Doa membudidayakan petak-petak bunga kelahiran kembali di tempat-tempat di mana
kebencian manusia hanya mampu memperbesar padang pasir. Dan doa penuh kuasa,
karena doa memikat kuasa Allah dan kuasa Allah senantiasa memberi kehidupan -
senantiasa. Ia adalah Allah kehidupan, dan Ia hidup kembali.
Lihat
mengapa ketuhanan Allah yang melewati rantai pria dan wanita ini sering
disalahpahami atau dipinggirkan di dunia. Namun, dunia hidup dan tumbuh berkat
kuasa Allah, yang dipikat oleh hamba-hamba-Nya ini dengan doa mereka. Rantai
tersebut sama sekali tidak hingar bingar, yang jarang menjadi berita utama,
namun sangat penting untuk memulihkan kepercayaan di dunia! Saya ingat kisah
seseorang : seorang kepala pemerintahan yang penting, bukan kisah saat ini,
kisah masa lalu; seorang ateis yang tidak memiliki perasaan religius di dalam
hatinya, tetapi ketika masih kanak-kanak mendengarkan neneknya berdoa, dan
ingatan itu tetap ada di dalam hatinya. Dan, di saat-saat sulit dalam hidupnya,
ingatan itu kembali ke dalam hatinya dan ia berkata : “Tetapi nenek berdoa
...“. Maka ia mulai berdoa dengan rumusan neneknya dan ia menemukan Yesus di
sana. Doa adalah rantai kehidupan - senantiasa. Banyak pria dan wanita yang
berdoa menabur kehidupan. Doa menabur kehidupan, sedikit doa : oleh karena itu,
mengajarkan anak-anak untuk berdoa adalah sangat penting. Menyakitkan saya
ketika saya bertemu anak-anak yang tidak tahu bagaimana membuat tanda salib.

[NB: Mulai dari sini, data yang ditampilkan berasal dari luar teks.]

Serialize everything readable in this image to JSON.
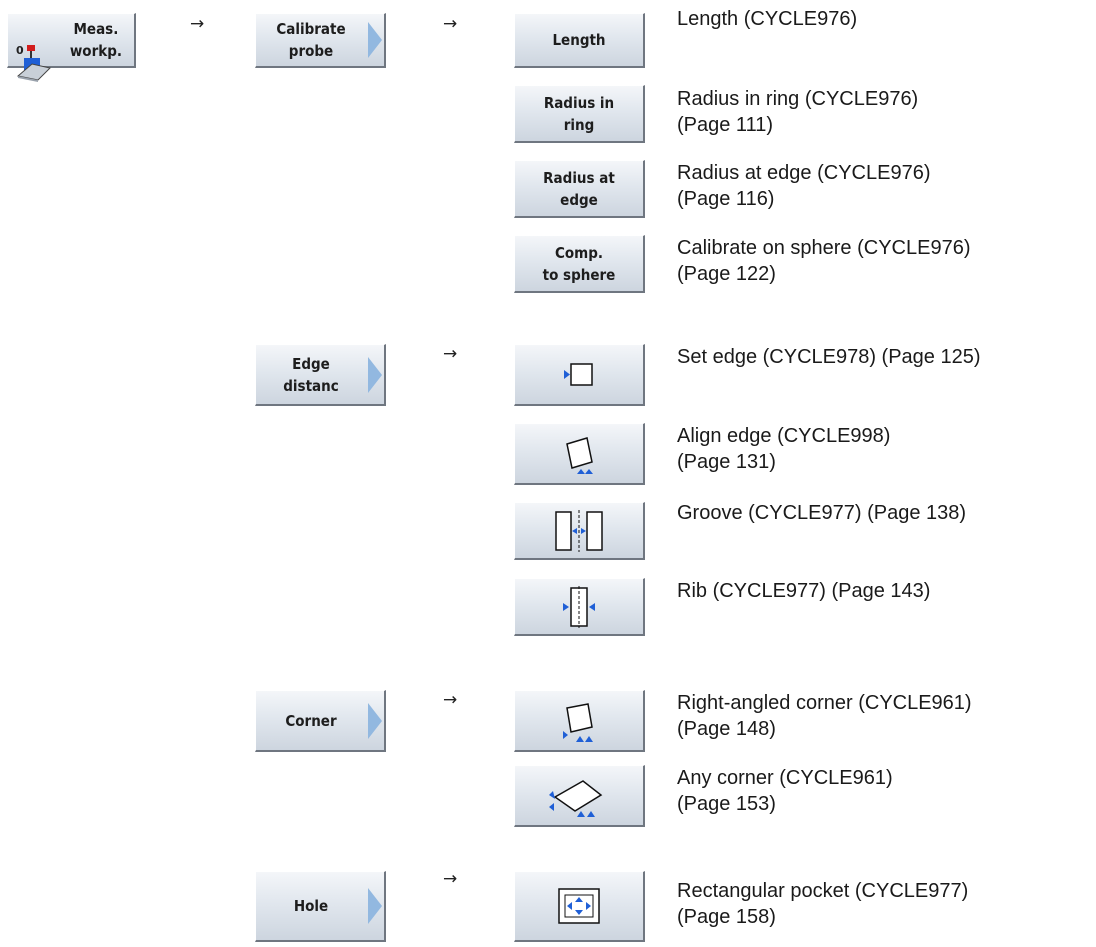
{
  "arrow": "→",
  "buttons": {
    "meas_workp": "Meas.\nworkp.",
    "calibrate_probe": "Calibrate\nprobe",
    "length": "Length",
    "radius_in_ring": "Radius in\nring",
    "radius_at_edge": "Radius at\nedge",
    "comp_to_sphere": "Comp.\nto sphere",
    "edge_distanc": "Edge\ndistanc",
    "corner": "Corner",
    "hole": "Hole"
  },
  "descriptions": {
    "length": "Length (CYCLE976)",
    "radius_in_ring": "Radius in ring (CYCLE976)\n(Page 111)",
    "radius_at_edge": "Radius at edge (CYCLE976)\n(Page 116)",
    "calibrate_on_sphere": "Calibrate on sphere (CYCLE976)\n(Page 122)",
    "set_edge": "Set edge (CYCLE978) (Page 125)",
    "align_edge": "Align edge (CYCLE998)\n(Page 131)",
    "groove": "Groove (CYCLE977) (Page 138)",
    "rib": "Rib (CYCLE977) (Page 143)",
    "right_angled_corner": "Right-angled corner (CYCLE961)\n(Page 148)",
    "any_corner": "Any corner (CYCLE961)\n(Page 153)",
    "rectangular_pocket": "Rectangular pocket (CYCLE977)\n(Page 158)"
  },
  "icons": {
    "meas_workp": "probe-workpiece-icon",
    "set_edge": "set-edge-icon",
    "align_edge": "align-edge-icon",
    "groove": "groove-icon",
    "rib": "rib-icon",
    "right_angled_corner": "right-angled-corner-icon",
    "any_corner": "any-corner-icon",
    "rectangular_pocket": "rectangular-pocket-icon"
  },
  "colors": {
    "button_arrow": "#92b8e0",
    "icon_marker": "#1f5fd6"
  }
}
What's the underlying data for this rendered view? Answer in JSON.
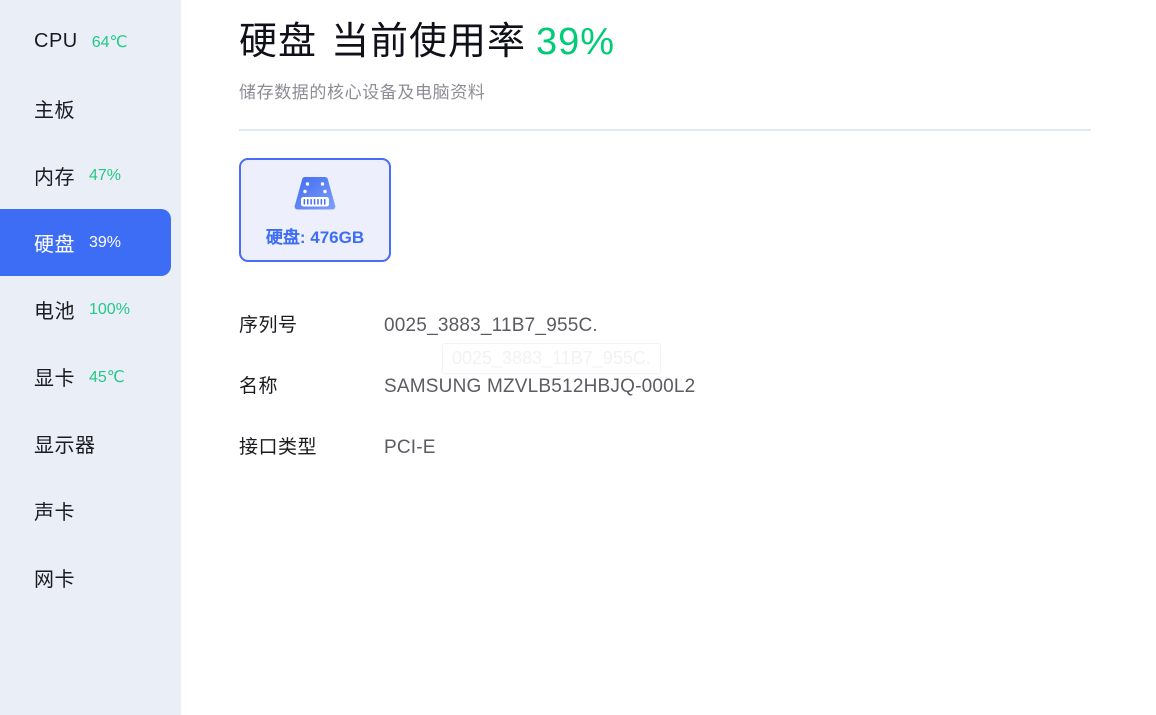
{
  "sidebar": {
    "items": [
      {
        "label": "CPU",
        "value": "64℃",
        "active": false,
        "name": "sidebar-item-cpu"
      },
      {
        "label": "主板",
        "value": "",
        "active": false,
        "name": "sidebar-item-motherboard"
      },
      {
        "label": "内存",
        "value": "47%",
        "active": false,
        "name": "sidebar-item-memory"
      },
      {
        "label": "硬盘",
        "value": "39%",
        "active": true,
        "name": "sidebar-item-disk"
      },
      {
        "label": "电池",
        "value": "100%",
        "active": false,
        "name": "sidebar-item-battery"
      },
      {
        "label": "显卡",
        "value": "45℃",
        "active": false,
        "name": "sidebar-item-gpu"
      },
      {
        "label": "显示器",
        "value": "",
        "active": false,
        "name": "sidebar-item-monitor"
      },
      {
        "label": "声卡",
        "value": "",
        "active": false,
        "name": "sidebar-item-soundcard"
      },
      {
        "label": "网卡",
        "value": "",
        "active": false,
        "name": "sidebar-item-networkcard"
      }
    ]
  },
  "header": {
    "device_name": "硬盘",
    "usage_label": "当前使用率",
    "usage_value": "39%",
    "subtitle": "储存数据的核心设备及电脑资料"
  },
  "device_card": {
    "icon": "hard-drive-icon",
    "label": "硬盘: 476GB"
  },
  "details": {
    "rows": [
      {
        "label": "序列号",
        "value": "0025_3883_11B7_955C.",
        "name": "detail-row-serial-number"
      },
      {
        "label": "名称",
        "value": "SAMSUNG MZVLB512HBJQ-000L2",
        "name": "detail-row-model-name"
      },
      {
        "label": "接口类型",
        "value": "PCI-E",
        "name": "detail-row-interface-type"
      }
    ],
    "tooltip_text": "0025_3883_11B7_955C."
  },
  "colors": {
    "sidebar_background": "#eaeef7",
    "active_item": "#3d6df5",
    "status_green": "#23c986",
    "usage_green": "#00cc77",
    "card_border": "#4a6cf7",
    "card_background": "#edf0fc",
    "divider": "#e2e7f0"
  }
}
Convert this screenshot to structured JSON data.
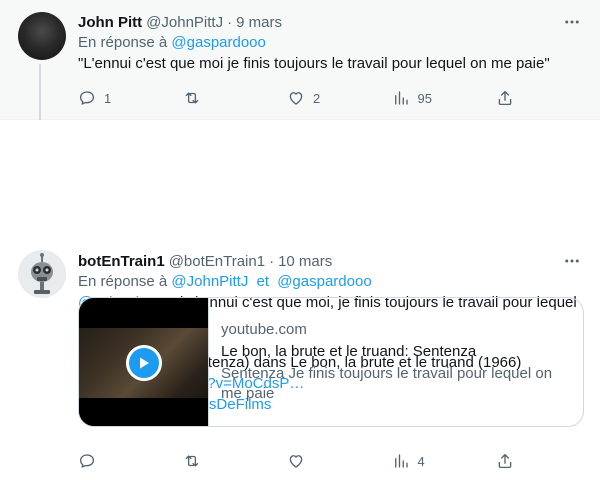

Mengajarkan mereka membuat tanda salib dengan baik adalah penting, karena
membuat tanda salib adalah doa yang pertama. Anak-anak belajar berdoa adalah
penting. Kemudian, mungkin, mereka dapat lupa, mengambil jalan lain; namun,
doa-doa pertama yang dipelajari ketika masih kanak-kanak bersemayam dalam hati,
karena doa adalah benih kehidupan, benih dialog dengan Allah.
Perjalanan
Allah dalam sejarah Allah melewati mereka : perjalanan tersebut telah melewati
"sisa" umat manusia, yang tidak menuruti hukum para penguasa, tetapi
telah memohon kepada Allah untuk menggenapi mukjizat-mukjizat-Nya, terutama
mengubah rupa hati batu kita menjadi hati daging (bdk. Yeh 36:26). Dan hal ini
membantu doa, karena doa membuka pintu bagi Allah untuk mengubah hati kita,
yang seringkali berupa hati batu, menjadi hati daging. Dan membutuhkan begitu
banyak sisi kemanusiaan dan dengan sisi kemanusiaan tersebut kita berdoa dengan
baik.
[Sambutan
dalam bahasa Italia]
Saya
menyapa umat berbahasa Italia. Lusa kita akan merayakan peringatan liturgi Paus
Santo Paulus VI. Semoga teladan Uskup Roma ini, yang mencapai puncak kekudusan,
mendorong setiap orang untuk merangkul cita-cita injili dengan murah hati.
Pikiran
saya tertuju kepada kaum tua, kaum muda, orang-orang sakit dan para pengantin
baru. Dalam suasana persiapan untuk Hari Raya Pentakosta yang sekarang semakin
dekat, saya menasihati kalian untuk senantiasa taat pada tindakan Roh Kudus,
sehingga hidup kalian senantiasa dihangatkan dan diterangi oleh kasih yang
dicurahkan oleh Roh Allah dalam hati. Berkat saya untuk kalian semua!
[Ringkasan
dalam bahasa Inggris yang disampaikan oleh seorang penutur]
Saudara-saudari
yang terkasih : Dalam katekese lanjutan kita tentang doa, kita sekarang
membahas doa orang benar. Dalam kitab Kejadian, kisah kejatuhan Adam dan Hawa
serta kisah pembunuhan Habel oleh kakaknya Kain, menceritakan tentang
kemunculan dan perluasan kejahatan dan dosa di seluruh generasi selanjutnya.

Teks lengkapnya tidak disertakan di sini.